Laekin Vakalahi (born 28 January 2003) is a New Zealand-Australian professional American football offensive tackle for the Los Angeles Chargers of the National Football League (NFL) and former rugby league player.

==Early life==
Vakalahi was born in Auckland, New Zealand and played junior rugby league in Brisbane for the Ormeau Shearers. He later moved to Melbourne where he played basketball. After a chance encounter in Hawaii with his family and Bill Carey, a friend of Philadelphia Eagles international scout Chris Naeole who was impressed by his 35-inch arms 83–inch wingspan. He was given an official try-out and he began to train at Conquest Athletic Performance in Australia, previously used by Baltimore Ravens' Daniel Faalele.

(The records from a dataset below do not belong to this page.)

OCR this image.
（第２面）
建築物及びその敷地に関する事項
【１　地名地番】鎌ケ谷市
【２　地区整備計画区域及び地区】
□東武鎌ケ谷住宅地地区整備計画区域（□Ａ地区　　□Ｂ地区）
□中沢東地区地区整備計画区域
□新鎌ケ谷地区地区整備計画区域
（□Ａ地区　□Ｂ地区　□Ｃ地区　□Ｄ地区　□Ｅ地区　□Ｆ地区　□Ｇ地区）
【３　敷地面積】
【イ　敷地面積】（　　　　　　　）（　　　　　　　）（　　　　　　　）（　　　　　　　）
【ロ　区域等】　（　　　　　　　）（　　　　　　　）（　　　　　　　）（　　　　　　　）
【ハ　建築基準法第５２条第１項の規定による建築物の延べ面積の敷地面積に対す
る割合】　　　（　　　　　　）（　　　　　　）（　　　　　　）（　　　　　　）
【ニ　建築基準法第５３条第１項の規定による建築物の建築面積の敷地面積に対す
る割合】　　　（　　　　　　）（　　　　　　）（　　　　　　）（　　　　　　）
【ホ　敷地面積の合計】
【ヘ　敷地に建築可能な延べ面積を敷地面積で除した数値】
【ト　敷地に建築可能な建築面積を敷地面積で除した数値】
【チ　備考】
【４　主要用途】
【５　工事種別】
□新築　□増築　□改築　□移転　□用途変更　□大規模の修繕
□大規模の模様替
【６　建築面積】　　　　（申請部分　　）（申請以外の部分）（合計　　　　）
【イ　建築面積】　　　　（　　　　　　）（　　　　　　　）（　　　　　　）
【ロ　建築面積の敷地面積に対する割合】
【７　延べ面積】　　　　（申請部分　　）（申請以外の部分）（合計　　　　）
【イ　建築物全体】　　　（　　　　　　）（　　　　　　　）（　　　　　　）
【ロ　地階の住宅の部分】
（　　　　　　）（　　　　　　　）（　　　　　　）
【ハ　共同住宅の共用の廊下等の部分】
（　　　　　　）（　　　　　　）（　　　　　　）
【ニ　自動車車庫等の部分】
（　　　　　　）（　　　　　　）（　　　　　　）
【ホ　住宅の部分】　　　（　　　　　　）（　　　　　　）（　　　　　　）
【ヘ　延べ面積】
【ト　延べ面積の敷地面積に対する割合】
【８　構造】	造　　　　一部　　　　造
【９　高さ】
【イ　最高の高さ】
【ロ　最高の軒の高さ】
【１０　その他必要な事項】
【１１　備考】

==American football career==
===Philadelphia Eagles===
After completing a six-week training camp, Vakalahi was signed as an undrafted free agent by the Philadelphia Eagles in May 2024 on a three-year international development contract. In pre-season in 2024 he played left tackle. He won a Super Bowl championship when the Eagles defeated the Kansas City Chiefs 40–22 in Super Bowl LIX.

Vakalahi signed a reserve/future contract with Philadelphia on February 14, 2025. He was waived by the Eagles on August 26 as a part of the team's final roster cuts.

===Los Angeles Chargers===
On May 12, 2026, Vakalahi was signed by the Los Angeles Chargers. He was waived on August 30, and re-signed to the practice squad.

==Personal life==
Vakalahi's parents are Frank and Mary Vakalahi. He has four siblings, including a younger brother Kobe Vakalahi. A member of The Church of Jesus Christ of Latter-day Saints, he spent two years completing his mission service in Wellington, New Zealand prior to 2024. He is a citizen of New Zealand.